Other possible mechanisms of SR are hormonal factors, tumor necrosis, inhibition of angiogenesis, apoptosis, adverse effects of blood transfusions and elimination of carcinogenic substances. Especially the association between transfusion of different blood components and SR was reported.⁶ Indeed, a possible anti-leukemic effect could be observed especially in patients who have been treated with non-irradiated blood products. This effect may stimulate remission mediated by transfusion-associated graft-versus-host disease (TA-GVHD) and graft-versus-host leukemia (GVL) reaction.

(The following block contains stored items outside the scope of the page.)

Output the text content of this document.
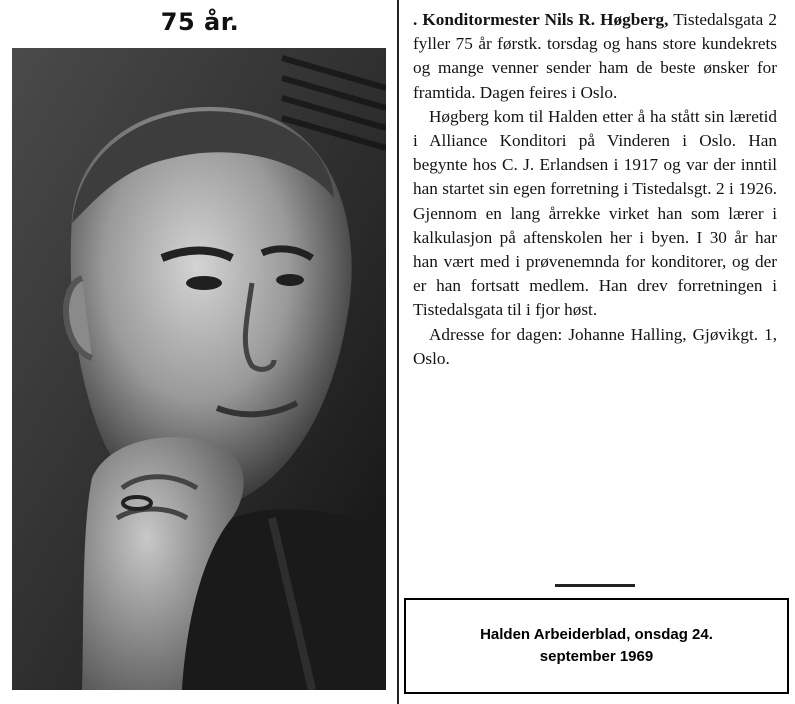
75 år.	. Konditormester Nils R. Høgberg, Tistedalsgata 2 fyller 75 år førstk. torsdag og hans store kundekrets og mange venner sender ham de beste ønsker for framtida. Dagen feires i Oslo.

Høgberg kom til Halden etter å ha stått sin læretid i Alliance Konditori på Vinderen i Oslo. Han begynte hos C. J. Erlandsen i 1917 og var der inntil han startet sin egen forretning i Tistedalsgt. 2 i 1926. Gjennom en lang årrekke virket han som lærer i kalkulasjon på aftenskolen her i byen. I 30 år har han vært med i prøvenemnda for konditorer, og der er han fortsatt medlem. Han drev forretningen i Tistedalsgata til i fjor høst.

Adresse for dagen: Johanne Halling, Gjøvikgt. 1, Oslo.

Halden Arbeiderblad, onsdag 24.
september 1969
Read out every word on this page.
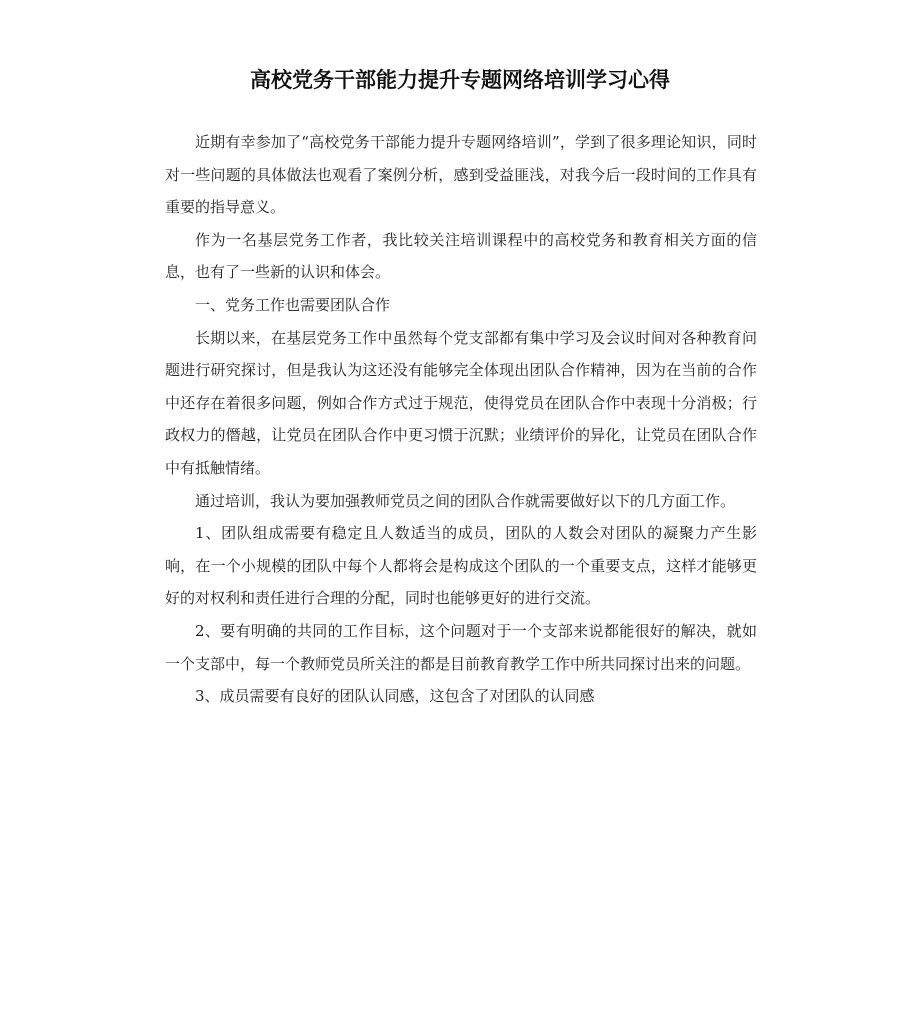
高校党务干部能力提升专题网络培训学习心得

近期有幸参加了“高校党务干部能力提升专题网络培训”，学到了很多理论知识，同时对一些问题的具体做法也观看了案例分析，感到受益匪浅，对我今后一段时间的工作具有重要的指导意义。

作为一名基层党务工作者，我比较关注培训课程中的高校党务和教育相关方面的信息，也有了一些新的认识和体会。

一、党务工作也需要团队合作

长期以来，在基层党务工作中虽然每个党支部都有集中学习及会议时间对各种教育问题进行研究探讨，但是我认为这还没有能够完全体现出团队合作精神，因为在当前的合作中还存在着很多问题，例如合作方式过于规范，使得党员在团队合作中表现十分消极；行政权力的僭越，让党员在团队合作中更习惯于沉默；业绩评价的异化，让党员在团队合作中有抵触情绪。

通过培训，我认为要加强教师党员之间的团队合作就需要做好以下的几方面工作。

1、团队组成需要有稳定且人数适当的成员，团队的人数会对团队的凝聚力产生影响，在一个小规模的团队中每个人都将会是构成这个团队的一个重要支点，这样才能够更好的对权利和责任进行合理的分配，同时也能够更好的进行交流。

2、要有明确的共同的工作目标，这个问题对于一个支部来说都能很好的解决，就如一个支部中，每一个教师党员所关注的都是目前教育教学工作中所共同探讨出来的问题。

3、成员需要有良好的团队认同感，这包含了对团队的认同感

Our case went through SR for nine months. Indeed, ETP-ALL is a different subtype of T-cell lymphoblastic leukemia, first identified in 2009, due to its unique immunophenotypic and genomic profile. The prognosis with these patients was poor in previous studies because they were susceptible to induction failure, with more frequent relapse/refracture disease.¹⁵ This may explain the relatively short time to relapse. Reports of spontaneous remissions of ALL have shown periods of temporary remission varying in duration from 14 days to 8 years.^16,17 It should be noted that the longest periods of remission are generally with patients who had SR but also received therapy.

Conclusions

SR of ALL is an uncommon and transient phenomenon⁹ that is rarely described in the literature. Its mechanisms are not well elucidated; however, it is necessary to better understand the processes underlying SR as this could lead to new therapies for ALL. Also, there is a relevant question that requires careful consideration: “Is it necessary to implement early cytotoxic therapy during spontaneous remission in ALL, since the remissions are transient?”

Consent

Written informed consent for publication of their clinical details and clinical images was obtained from the patient.